- Film poster
- Directed by: Adam Stern
- Written by: Adam Stern
- Produced by: Kyle Bornais
- Starring: Cara Gee; Peter Mooney; Aaron Abrams; David Hewlett;
- Cinematography: Rion Gonzales
- Edited by: Jamie Alain
- Music by: Adam Stern
- Production companies: Orbital Mechanics; Middle Child Films; Farpoint Films;
- Distributed by: Vortex Media
- Release date: November 1, 2024;
- Running time: 93 minutes
- Country: Canada
- Language: English

= Levels (film) =

Levels is a 2024 science fiction action film written and directed by Adam Stern and starring Cara Gee, Peter Mooney, Aaron Abrams and David Hewlett.

==Cast==
- Cara Gee as Ash
- Peter Mooney as Joe
- Aaron Abrams as Hunter
- David Hewlett as Oliver
- Amanda Tapping as MEL

== Reception ==
Richard Crouse concluded his review of the film by stating: "Stern’s messages of hope for the future of humankind are heartfelt but come packaged in a movie that lacks urgency." Chris Knight of Original Sin was very mixed about the film.
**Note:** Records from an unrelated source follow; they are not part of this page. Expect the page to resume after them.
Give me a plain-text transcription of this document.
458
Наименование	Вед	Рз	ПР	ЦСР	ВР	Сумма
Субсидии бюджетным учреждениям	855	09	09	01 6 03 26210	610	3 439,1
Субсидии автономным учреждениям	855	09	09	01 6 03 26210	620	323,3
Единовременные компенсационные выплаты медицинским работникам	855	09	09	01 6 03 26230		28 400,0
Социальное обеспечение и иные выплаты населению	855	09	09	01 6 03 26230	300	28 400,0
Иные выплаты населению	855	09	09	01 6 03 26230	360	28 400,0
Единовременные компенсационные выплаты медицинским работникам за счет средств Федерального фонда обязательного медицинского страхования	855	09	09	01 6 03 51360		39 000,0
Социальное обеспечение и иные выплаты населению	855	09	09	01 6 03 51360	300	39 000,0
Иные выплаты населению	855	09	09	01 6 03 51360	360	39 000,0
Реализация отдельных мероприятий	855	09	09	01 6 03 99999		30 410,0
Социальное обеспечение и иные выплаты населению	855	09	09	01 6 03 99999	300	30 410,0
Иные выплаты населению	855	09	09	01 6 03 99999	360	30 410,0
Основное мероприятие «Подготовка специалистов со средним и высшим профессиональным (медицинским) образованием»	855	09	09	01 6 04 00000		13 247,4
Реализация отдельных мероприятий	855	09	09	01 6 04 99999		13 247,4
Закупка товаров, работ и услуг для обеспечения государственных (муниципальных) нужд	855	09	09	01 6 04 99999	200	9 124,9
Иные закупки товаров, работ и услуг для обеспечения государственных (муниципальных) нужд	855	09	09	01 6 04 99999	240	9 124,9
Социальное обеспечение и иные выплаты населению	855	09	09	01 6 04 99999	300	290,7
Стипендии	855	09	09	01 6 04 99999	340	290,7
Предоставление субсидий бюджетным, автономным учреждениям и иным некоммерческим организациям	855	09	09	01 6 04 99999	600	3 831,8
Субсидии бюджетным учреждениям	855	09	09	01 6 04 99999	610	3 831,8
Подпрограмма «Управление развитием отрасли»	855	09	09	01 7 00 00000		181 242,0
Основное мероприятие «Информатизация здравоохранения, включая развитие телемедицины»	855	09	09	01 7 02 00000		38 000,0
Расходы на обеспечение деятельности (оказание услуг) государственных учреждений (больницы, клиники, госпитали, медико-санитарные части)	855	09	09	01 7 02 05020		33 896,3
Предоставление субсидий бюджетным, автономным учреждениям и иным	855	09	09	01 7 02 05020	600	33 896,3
Hopson Travis of Punch Drunk Critics found it was "an accomplished but unspectacular film that can’t hold a candle to more exciting films tackling AI." A review at Voices From the Balcony stated: "Unfortunately, despite characters constantly talking about the morality of shutting down the simulation and wiping out its population, Levels really doesn’t have much in the way of answers."